Análisis
El lado oscuro de la Fuerza
LucasArts nos cuenta los sucesos entre el Episodio III y IV. Maneja al aprendiz de Darth Vader por toda la galaxia.
Por Juan Emilio Palomino González
| Publicado el día 27/09/2008 02:43
Sin destripar nada importante del argumento, sólo destacar el soberbio prólogo de esta aventura, en el que podremos controlar al mismísimo Darth Vader, mientras arrasamos el planeta wookiee de Chewbacca en busca de un Jedi que se oculta de las fuerzas del Imperio. Tras encontrarlo y ajusticiarlo, Vader ve en su imberbe hijo un potencial desmedido para el uso de la Fuerza, por lo que decide mantener en secreto su existencia y entrenarlo para que sea su brazo ejecutor por toda la galaxia. Tras adoptar al jovencito, comienza su instrucción, siempre a la espalda del Emperador (no entiendo cómo no siente "una perturbación en la Fuerza" debido al poder de este padawan oscuro, pero bueno, son licencias de guión). De esta manera, se le encomiendan múltiples misiones, casi siempre acabar son la resistencia Jedi y ocultar a todo el mundo su naturaleza, por lo que tendrá que acabar con todo aquél que le salga al paso, ya sea rebelde o imperial.

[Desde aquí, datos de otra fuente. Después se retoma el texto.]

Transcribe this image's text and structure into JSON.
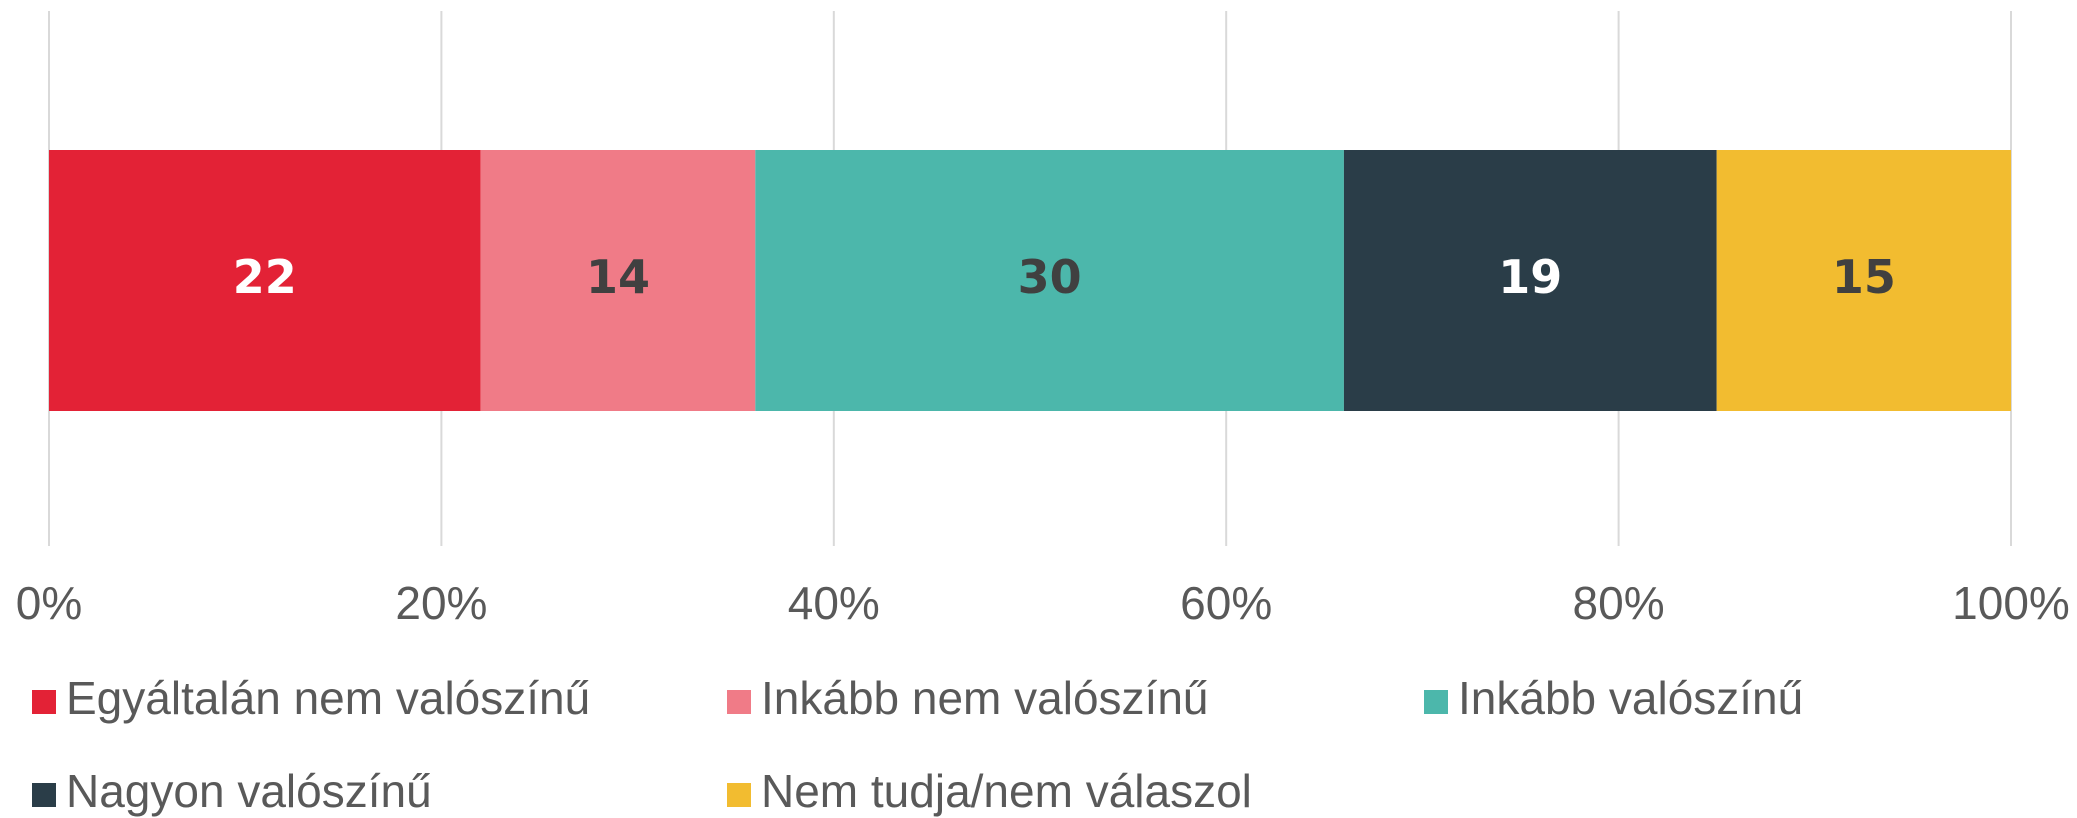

Cada una de las diez misiones (contando el prólogo) de las que consta el desarrollo nos hará recorrer muchos de los lugares más conocidos, desde Kashyyyk hasta la ciudad de las nubes de Bespin. En todas deberemos acabar con toda la resistencia que se nos oponga mientras encontramos la forma de seguir avanzando abriendo puertas o buscando ascensores. La verdad es que algunos niveles son muchos más divertidos que otros, encontrando algunos puntos bastantes soporíferos y repetitivos. Lo más destacable es la cantidad de enemigos y objetos que hay disponible para utilizar los poderes de la Fuerza.
Además del objetivo principal en cada nivel, nos propondrán otros secundarios que nos proporcionarán sorpresas y la búsqueda de holocrons, que hacen la función de objetos escondidos. Como ya es tradición, una forma de alargar la vida de un juego es haciéndonos recorrer cada recoveco de los escenarios buscando objetos escondidos como las chapas identificativas de Gears of War o los portátiles con información de Call of Duty 4. Excusa perfecta para justificar los famosos logros y que perdamos tiempo volviendo sobre nuestros pasos buscando para obtener el hipotético 100% del juego.
El motor de la Fuerza
Los motores gráficos empleados en el desarrollo de este juego son DMM, Euphoria y Havok. El primero de ellos quiere significar Digital Molecular Matter y su función es darle a los objetos las propiedades que su material le proporcionaría, de esta manera algo de madera se rompería en astillas y un cristal en pequeños trozos irregulares. El Euphoria ya es conocido por su inclusión en el desarrollo de Grand Theft Auto 4, por el cual las acciones y reacciones de los personajes se producen en tiempo real, sin estar predefinidos en el juego. Se puede apreciar sobre todo, cuando levantamos a los soldados imperiales del suelo e intentan agarrarse a todo lo que les rodea. Por último queda el archiconocido motor de físicas Havok, que desde que lo popularizó Valve, aparece en casi todos los videojuegos. La conjunción de estas tecnologías permite una representación de los poderes de nuestro protagonista realmente espectacular, siendo la parte más diferenciadora de este videojuego frente a su competencia.